In $\triangle DOE$ and $\triangle BOF$
$\angle DEO=\angle BFO$ (each 90)
$\angle DOE=\angle BOF$ (VOA)
$OD=OB$ (given)
$\triangle DOE\cong\triangle BOF$ (AAS)
$DE=BF$ (cpct) …(1)
Also, $ar\ (\triangle DOE)=ar\ (\triangle BOF)$ …(2)
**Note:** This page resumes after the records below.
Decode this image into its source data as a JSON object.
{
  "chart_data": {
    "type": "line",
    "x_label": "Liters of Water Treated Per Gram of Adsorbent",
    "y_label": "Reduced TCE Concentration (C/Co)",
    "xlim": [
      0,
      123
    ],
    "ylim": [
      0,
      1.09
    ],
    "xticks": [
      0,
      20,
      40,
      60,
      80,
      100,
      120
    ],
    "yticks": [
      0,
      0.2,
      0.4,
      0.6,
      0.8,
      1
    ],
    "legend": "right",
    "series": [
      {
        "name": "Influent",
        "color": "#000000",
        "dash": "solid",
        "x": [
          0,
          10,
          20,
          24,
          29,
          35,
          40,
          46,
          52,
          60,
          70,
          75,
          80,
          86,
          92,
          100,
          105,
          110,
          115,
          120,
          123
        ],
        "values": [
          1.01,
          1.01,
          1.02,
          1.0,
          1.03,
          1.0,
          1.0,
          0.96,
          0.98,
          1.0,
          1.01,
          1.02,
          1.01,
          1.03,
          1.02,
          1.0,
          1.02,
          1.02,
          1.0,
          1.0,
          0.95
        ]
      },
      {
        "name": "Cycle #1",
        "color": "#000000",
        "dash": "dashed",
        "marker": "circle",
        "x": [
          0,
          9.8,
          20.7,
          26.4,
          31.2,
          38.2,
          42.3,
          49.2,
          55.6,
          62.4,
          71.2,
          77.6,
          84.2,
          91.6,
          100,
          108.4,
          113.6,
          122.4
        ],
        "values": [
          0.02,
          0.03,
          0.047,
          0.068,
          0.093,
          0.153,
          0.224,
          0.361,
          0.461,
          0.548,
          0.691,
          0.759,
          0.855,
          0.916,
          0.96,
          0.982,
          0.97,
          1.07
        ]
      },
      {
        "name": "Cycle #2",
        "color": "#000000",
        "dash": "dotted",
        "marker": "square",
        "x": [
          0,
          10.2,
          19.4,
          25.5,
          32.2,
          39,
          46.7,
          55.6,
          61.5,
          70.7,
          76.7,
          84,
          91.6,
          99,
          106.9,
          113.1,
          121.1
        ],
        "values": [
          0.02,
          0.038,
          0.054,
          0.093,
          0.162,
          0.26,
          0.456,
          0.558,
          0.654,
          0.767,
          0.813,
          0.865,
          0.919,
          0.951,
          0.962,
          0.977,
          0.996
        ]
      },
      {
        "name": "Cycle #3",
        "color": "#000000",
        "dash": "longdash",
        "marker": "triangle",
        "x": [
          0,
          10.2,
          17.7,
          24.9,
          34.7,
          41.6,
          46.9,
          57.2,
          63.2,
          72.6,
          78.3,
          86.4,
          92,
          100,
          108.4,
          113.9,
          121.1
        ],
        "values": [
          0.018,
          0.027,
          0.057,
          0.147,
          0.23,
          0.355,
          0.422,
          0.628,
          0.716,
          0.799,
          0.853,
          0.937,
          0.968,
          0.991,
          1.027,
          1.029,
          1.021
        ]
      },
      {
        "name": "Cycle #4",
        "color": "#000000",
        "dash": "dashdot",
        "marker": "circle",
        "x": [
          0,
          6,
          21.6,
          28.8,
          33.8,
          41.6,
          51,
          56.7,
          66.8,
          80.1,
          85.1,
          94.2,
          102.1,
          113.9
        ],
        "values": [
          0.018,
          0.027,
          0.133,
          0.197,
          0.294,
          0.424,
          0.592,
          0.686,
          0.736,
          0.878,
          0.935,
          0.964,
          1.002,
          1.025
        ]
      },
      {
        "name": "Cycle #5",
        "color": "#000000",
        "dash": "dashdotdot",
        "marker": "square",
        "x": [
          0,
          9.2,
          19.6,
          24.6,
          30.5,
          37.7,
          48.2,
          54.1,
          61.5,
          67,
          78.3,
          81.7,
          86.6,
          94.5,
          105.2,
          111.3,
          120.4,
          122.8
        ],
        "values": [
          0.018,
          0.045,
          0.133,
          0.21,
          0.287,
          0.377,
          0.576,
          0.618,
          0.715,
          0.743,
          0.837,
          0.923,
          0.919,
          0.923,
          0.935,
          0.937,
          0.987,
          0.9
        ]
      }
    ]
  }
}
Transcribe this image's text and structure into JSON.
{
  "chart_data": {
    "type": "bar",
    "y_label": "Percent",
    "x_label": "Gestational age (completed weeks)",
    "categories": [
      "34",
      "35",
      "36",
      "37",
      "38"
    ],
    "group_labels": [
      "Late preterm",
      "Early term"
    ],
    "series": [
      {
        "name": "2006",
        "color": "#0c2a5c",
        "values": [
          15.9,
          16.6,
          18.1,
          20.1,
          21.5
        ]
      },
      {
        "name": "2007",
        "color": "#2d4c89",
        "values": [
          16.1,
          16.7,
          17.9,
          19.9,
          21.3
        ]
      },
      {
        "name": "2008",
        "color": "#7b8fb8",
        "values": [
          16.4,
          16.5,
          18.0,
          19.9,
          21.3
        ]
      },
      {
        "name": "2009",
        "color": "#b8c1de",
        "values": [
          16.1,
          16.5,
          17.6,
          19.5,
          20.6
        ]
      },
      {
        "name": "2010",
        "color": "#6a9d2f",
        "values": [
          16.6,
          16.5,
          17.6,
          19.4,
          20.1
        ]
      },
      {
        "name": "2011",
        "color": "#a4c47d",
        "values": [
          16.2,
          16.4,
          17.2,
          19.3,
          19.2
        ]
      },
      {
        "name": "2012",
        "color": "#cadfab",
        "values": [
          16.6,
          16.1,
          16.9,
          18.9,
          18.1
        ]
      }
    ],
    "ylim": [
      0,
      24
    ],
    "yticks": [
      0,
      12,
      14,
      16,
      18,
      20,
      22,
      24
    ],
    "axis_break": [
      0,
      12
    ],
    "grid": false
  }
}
In $\triangle DEC$ and $\triangle BFA$
$\angle DEC=\angle BFA$ (each 90)
$CD=AB$ (given)
$DE=BF$ (From 1)
$\triangle DEC\cong\triangle BFA$ (RHS)
Also, $ar\ (\triangle DEC=ar\ (\triangle BFA)$ …(3)
Adding (2) and (3) we get
$ar\ (\triangle DOC)=ar\ (\triangle AOB)$
(ii) $ar\ (\triangle DOC)=ar\ (\triangle AOB)$
$\Rightarrow ar\ (\triangle DOC+ar\ \triangle OCB)=ar\ (\triangle AOB)+ar\ (\triangle OCB)\\ \\ \Rightarrow ar\ \triangle DCB=ar\ (\triangle ACB)$
(iii) $DA||BC$
$\angle FBO=\angle EDO$ ….(4) $(\because\ \triangle DOE\cong\triangle BOF)\\ \\ \angle FBA=\angle EDC\ (\because\ \triangle DEC\cong\triangle BFA)$
Adding (4) and (5) we get
$\angle ABD=\angle CDB\\ \\ \therefore DC||AB$
we get $DC||AB$ and $DC||CB$
So, $ABCD$ is a parallelogram